GitHub has a tool called Dependabot that automatically finds outdated package versions pinned in project configuration files and issues a pull request to update them. Support for conda environment.yml files has long been one of the most requested features in the Dependabot repo. At long last, GitHub has now added partial support for conda to Dependabot, first as a beta announced last week, and now generally available. But there have been some issues with the rollout.

The main appeal of conda over something like Poetry, uv, or just plain-old requirements.txt is that conda can manage arbitrary dependencies, not just Python packages. You can conda create --no-default-packages git micro compilers to set up a Fortran dev environment if you want. Dependabot’s conda support includes only Python packages. A few folks grumbled about this limitation in the GitHub issue comments, but it’s understandable: The space of “all conda installable packages” is vast indeed, and the Dependabot devs had to start somewhere.

A more compelling criticism of the new feature stems from the fact that Dependabot determines the latest versions of Python packages by looking up the names given in environment.yml on PyPI. This is a problem because PyPI is an entirely different package ecosystem from conda. Some package versions are released on PyPI well before they appear in conda repos, and some packages have different names between the two.

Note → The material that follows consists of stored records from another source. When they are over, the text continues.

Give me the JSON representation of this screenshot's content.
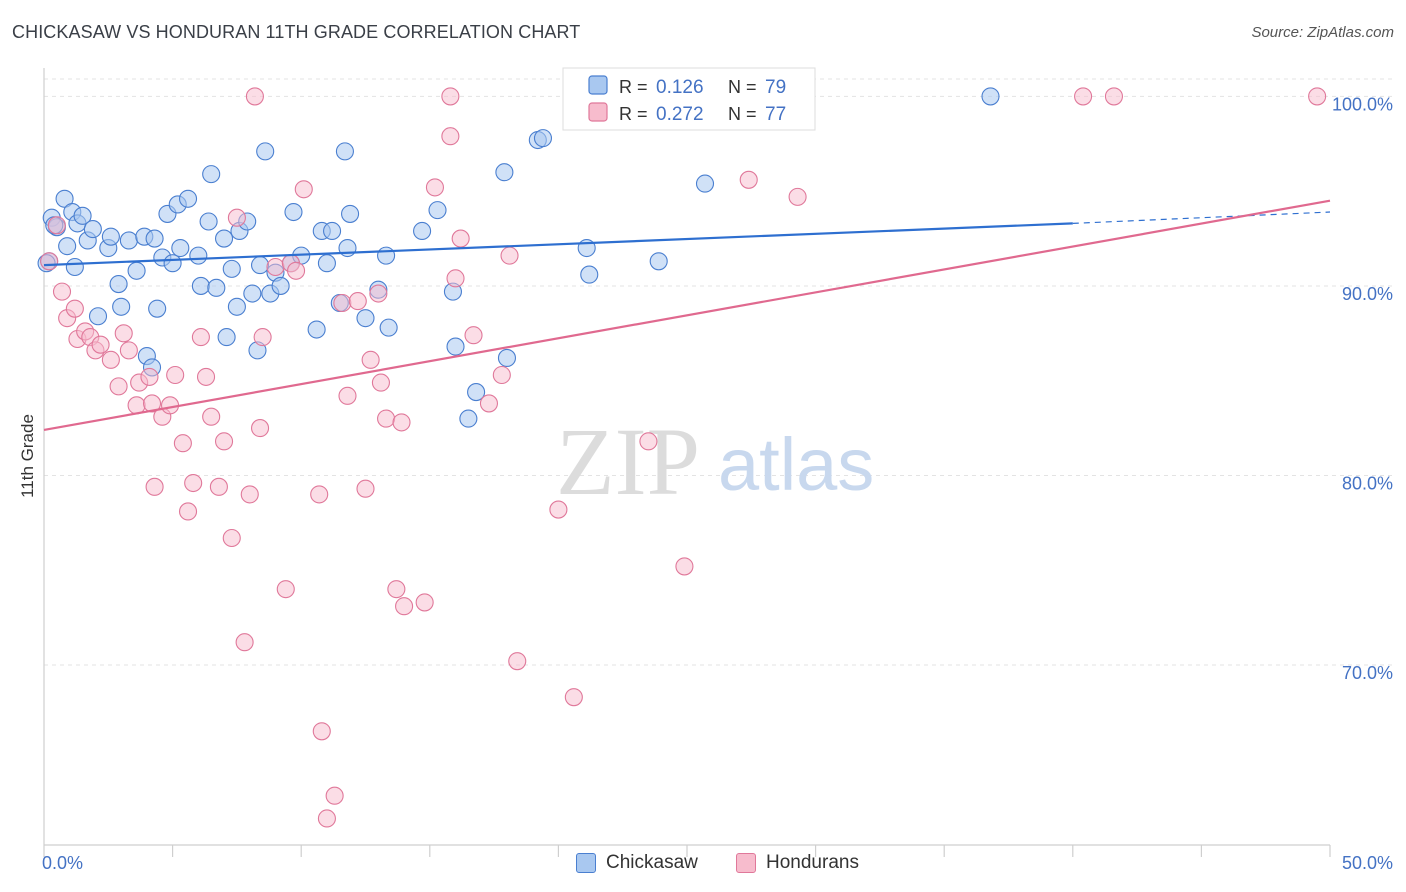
{
  "header": {
    "title": "CHICKASAW VS HONDURAN 11TH GRADE CORRELATION CHART",
    "source": "Source: ZipAtlas.com"
  },
  "watermark": {
    "zip": "ZIP",
    "atlas": "atlas"
  },
  "legend": {
    "items": [
      {
        "r_label": "R =",
        "r_value": "0.126",
        "n_label": "N =",
        "n_value": "79"
      },
      {
        "r_label": "R =",
        "r_value": "0.272",
        "n_label": "N =",
        "n_value": "77"
      }
    ]
  },
  "bottom_legend": {
    "items": [
      "Chickasaw",
      "Hondurans"
    ]
  },
  "colors": {
    "chickasaw_fill": "#a9c8f0",
    "chickasaw_stroke": "#4a7fd0",
    "chickasaw_line": "#2e6fd0",
    "hondurans_fill": "#f7bccd",
    "hondurans_stroke": "#e0789a",
    "hondurans_line": "#e0698f",
    "tick_label": "#4472c4",
    "grid": "#e3e3e3"
  },
  "chart_data": {
    "type": "scatter",
    "title": "CHICKASAW VS HONDURAN 11TH GRADE CORRELATION CHART",
    "xlabel": "",
    "ylabel": "11th Grade",
    "xlim": [
      0,
      50
    ],
    "ylim": [
      60.5,
      101.5
    ],
    "x_tick_labels": [
      "0.0%",
      "50.0%"
    ],
    "y_ticks": [
      70,
      80,
      90,
      100
    ],
    "y_tick_labels": [
      "70.0%",
      "80.0%",
      "90.0%",
      "100.0%"
    ],
    "grid": true,
    "legend_placement": "top-center",
    "series": [
      {
        "name": "Chickasaw",
        "r": 0.126,
        "n": 79,
        "trend": {
          "x0": 0,
          "y0": 91.1,
          "x1": 40,
          "y1": 93.3,
          "dashed_to_x": 50,
          "dashed_to_y": 93.9
        },
        "points": [
          [
            0.2,
            91.3
          ],
          [
            0.3,
            93.6
          ],
          [
            0.5,
            93.1
          ],
          [
            0.8,
            94.6
          ],
          [
            0.9,
            92.1
          ],
          [
            1.1,
            93.9
          ],
          [
            1.2,
            91.0
          ],
          [
            1.3,
            93.3
          ],
          [
            1.5,
            93.7
          ],
          [
            1.7,
            92.4
          ],
          [
            1.9,
            93.0
          ],
          [
            2.1,
            88.4
          ],
          [
            2.5,
            92.0
          ],
          [
            2.6,
            92.6
          ],
          [
            2.9,
            90.1
          ],
          [
            3.0,
            88.9
          ],
          [
            3.3,
            92.4
          ],
          [
            3.6,
            90.8
          ],
          [
            3.9,
            92.6
          ],
          [
            4.0,
            86.3
          ],
          [
            4.2,
            85.7
          ],
          [
            4.3,
            92.5
          ],
          [
            4.4,
            88.8
          ],
          [
            4.6,
            91.5
          ],
          [
            4.8,
            93.8
          ],
          [
            5.0,
            91.2
          ],
          [
            5.2,
            94.3
          ],
          [
            5.3,
            92.0
          ],
          [
            5.6,
            94.6
          ],
          [
            6.0,
            91.6
          ],
          [
            6.1,
            90.0
          ],
          [
            6.4,
            93.4
          ],
          [
            6.5,
            95.9
          ],
          [
            6.7,
            89.9
          ],
          [
            7.0,
            92.5
          ],
          [
            7.1,
            87.3
          ],
          [
            7.3,
            90.9
          ],
          [
            7.5,
            88.9
          ],
          [
            7.6,
            92.9
          ],
          [
            7.9,
            93.4
          ],
          [
            8.1,
            89.6
          ],
          [
            8.3,
            86.6
          ],
          [
            8.4,
            91.1
          ],
          [
            8.6,
            97.1
          ],
          [
            8.8,
            89.6
          ],
          [
            9.0,
            90.7
          ],
          [
            9.2,
            90.0
          ],
          [
            9.6,
            91.2
          ],
          [
            9.7,
            93.9
          ],
          [
            10.0,
            91.6
          ],
          [
            10.6,
            87.7
          ],
          [
            10.8,
            92.9
          ],
          [
            11.0,
            91.2
          ],
          [
            11.2,
            92.9
          ],
          [
            11.5,
            89.1
          ],
          [
            11.7,
            97.1
          ],
          [
            11.8,
            92.0
          ],
          [
            11.9,
            93.8
          ],
          [
            12.5,
            88.3
          ],
          [
            13.0,
            89.8
          ],
          [
            13.3,
            91.6
          ],
          [
            13.4,
            87.8
          ],
          [
            14.7,
            92.9
          ],
          [
            15.3,
            94.0
          ],
          [
            15.9,
            89.7
          ],
          [
            16.0,
            86.8
          ],
          [
            16.5,
            83.0
          ],
          [
            16.8,
            84.4
          ],
          [
            17.9,
            96.0
          ],
          [
            18.0,
            86.2
          ],
          [
            19.2,
            97.7
          ],
          [
            19.4,
            97.8
          ],
          [
            21.1,
            92.0
          ],
          [
            21.2,
            90.6
          ],
          [
            23.9,
            91.3
          ],
          [
            25.7,
            95.4
          ],
          [
            36.8,
            100.0
          ],
          [
            0.1,
            91.2
          ],
          [
            0.4,
            93.2
          ]
        ]
      },
      {
        "name": "Hondurans",
        "r": 0.272,
        "n": 77,
        "trend": {
          "x0": 0,
          "y0": 82.4,
          "x1": 50,
          "y1": 94.5
        },
        "points": [
          [
            0.2,
            91.3
          ],
          [
            0.5,
            93.2
          ],
          [
            0.7,
            89.7
          ],
          [
            0.9,
            88.3
          ],
          [
            1.2,
            88.8
          ],
          [
            1.3,
            87.2
          ],
          [
            1.6,
            87.6
          ],
          [
            1.8,
            87.3
          ],
          [
            2.0,
            86.6
          ],
          [
            2.2,
            86.9
          ],
          [
            2.6,
            86.1
          ],
          [
            2.9,
            84.7
          ],
          [
            3.1,
            87.5
          ],
          [
            3.3,
            86.6
          ],
          [
            3.6,
            83.7
          ],
          [
            3.7,
            84.9
          ],
          [
            4.1,
            85.2
          ],
          [
            4.2,
            83.8
          ],
          [
            4.3,
            79.4
          ],
          [
            4.6,
            83.1
          ],
          [
            4.9,
            83.7
          ],
          [
            5.1,
            85.3
          ],
          [
            5.4,
            81.7
          ],
          [
            5.6,
            78.1
          ],
          [
            5.8,
            79.6
          ],
          [
            6.1,
            87.3
          ],
          [
            6.3,
            85.2
          ],
          [
            6.5,
            83.1
          ],
          [
            6.8,
            79.4
          ],
          [
            7.0,
            81.8
          ],
          [
            7.3,
            76.7
          ],
          [
            7.5,
            93.6
          ],
          [
            7.8,
            71.2
          ],
          [
            8.0,
            79.0
          ],
          [
            8.4,
            82.5
          ],
          [
            8.5,
            87.3
          ],
          [
            9.0,
            91.0
          ],
          [
            9.4,
            74.0
          ],
          [
            9.6,
            91.2
          ],
          [
            9.8,
            90.8
          ],
          [
            10.1,
            95.1
          ],
          [
            10.7,
            79.0
          ],
          [
            10.8,
            66.5
          ],
          [
            11.3,
            63.1
          ],
          [
            11.6,
            89.1
          ],
          [
            11.8,
            84.2
          ],
          [
            12.2,
            89.2
          ],
          [
            12.5,
            79.3
          ],
          [
            12.7,
            86.1
          ],
          [
            13.0,
            89.6
          ],
          [
            13.1,
            84.9
          ],
          [
            13.3,
            83.0
          ],
          [
            13.7,
            74.0
          ],
          [
            13.9,
            82.8
          ],
          [
            14.0,
            73.1
          ],
          [
            14.8,
            73.3
          ],
          [
            15.2,
            95.2
          ],
          [
            15.8,
            97.9
          ],
          [
            16.0,
            90.4
          ],
          [
            16.2,
            92.5
          ],
          [
            16.7,
            87.4
          ],
          [
            17.3,
            83.8
          ],
          [
            17.8,
            85.3
          ],
          [
            18.1,
            91.6
          ],
          [
            18.4,
            70.2
          ],
          [
            20.0,
            78.2
          ],
          [
            20.6,
            68.3
          ],
          [
            23.5,
            81.8
          ],
          [
            24.9,
            75.2
          ],
          [
            27.4,
            95.6
          ],
          [
            29.3,
            94.7
          ],
          [
            11.0,
            61.9
          ],
          [
            8.2,
            100.0
          ],
          [
            15.8,
            100.0
          ],
          [
            40.4,
            100.0
          ],
          [
            41.6,
            100.0
          ],
          [
            49.5,
            100.0
          ]
        ]
      }
    ]
  }
}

For a nasty example, Ipopt is a nonlinear programming solver written in C, and cyipopt provides Python bindings. conda install ipopt installs the C library, and conda install cyipopt installs the Python wrapper. But pip install ipopt actually refers to cyipopt. The upshot, if I understand correctly, is that if you pin ipopt in your environment.yml, then Dependabot will check its version number against that of the latest version of cyipopt, a flawed comparison.

Luckily, Ipopt/cyipopt is the only such case I could find in this Rosetta stone (the fact that this exists …) mapping package names across ecosystems. But anyone(ish) can post packages on PyPI, so the current behavior of Dependabot creates new opportunities for typo-squatting attacks on conda users. As Jannis Leidel (a conda maintainer) put it, “This premature rollout makes the conda ecosystem less secure and shouldn’t have occurred.”

I’m not sure what the right move is for Dependabot. For a start, they could use the Rosetta stone to map conda packages to the correct PyPI names, but this would only solve the naming issue, and not the possibility of different versions between the two repositories.